Da tale formulazione emerge che oggetto del precetto penale e’ la semplice omissione della presentazione della dichiarazione da parte del soggetto che vi e’ tenuto, al fine di evadere l’imposta, senza che assuma alcuna rilevanza la dimostrazione della produzione di un effettivo danno economico per l’amministrazione finanziaria. Ed e’ pacifico che la societa’ (OMISSIS), pur avendo sede legale nella Repubblica di (OMISSIS), fosse effettivamente tenuta alla presentazione della dichiarazione Iva in Italia. Quanto, poi, al dolo specifico di evasione, lo stesso risulta pienamente configurato dall’esterovestizione, meccanismo utilizzato proprio allo scopo di sottrarre la societa’ all’obbligo di presentazione della dichiarazione e corresponsione dell’imposta. E non assume alcuna rilevanza la circostanza che l’Iva sia un’imposta a carattere sostanzialmente neutro, perche’, ai fini del dolo specifico del reato per cui si procede, e’ sufficiente verificare la finalita’ di evasione dell’imposta da parte del soggetto formalmente obbligato alla presentazione della dichiarazione, senza che assuma alcuna rilevanza la circostanza che detta imposta sia in concreto dichiarata e corrisposta ad altri soggetti.

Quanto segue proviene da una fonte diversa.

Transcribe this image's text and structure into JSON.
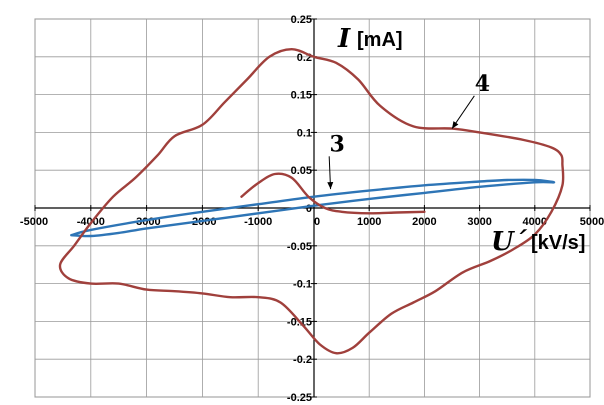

Nel caso di specie, peraltro, neanche la difesa assume che l’imposta evasa dalla societa’ dell’imputato sia stata in concreto dichiarata e corrisposta dalle altre societa’ coinvolte nel meccanismo fraudolento.
4. – Il ricorso, conseguentemente, deve essere dichiarato inammissibile. Tenuto conto della sentenza 13 giugno 2000, n. 186, della Corte costituzionale e rilevato che, nella fattispecie, non sussistono elementi per ritenere che “la parte abbia proposto il ricorso senza versare in colpa nella determinazione della causa di inammissibilita’”, alla declaratoria dell’inammissibilita’ medesima consegue, a norma dell’articolo 616 c.p.p., l’onere delle spese del procedimento nonche’ quello del versamento della somma, in favore della Cassa delle ammende, equitativamente fissata in Euro 2.000,00.

P.Q.M.

Dichiara inammissibile il ricorso e condanna il ricorrente al pagamento delle spese processuali e della somma di Euro 2.000,00 in favore della Cassa delle ammende.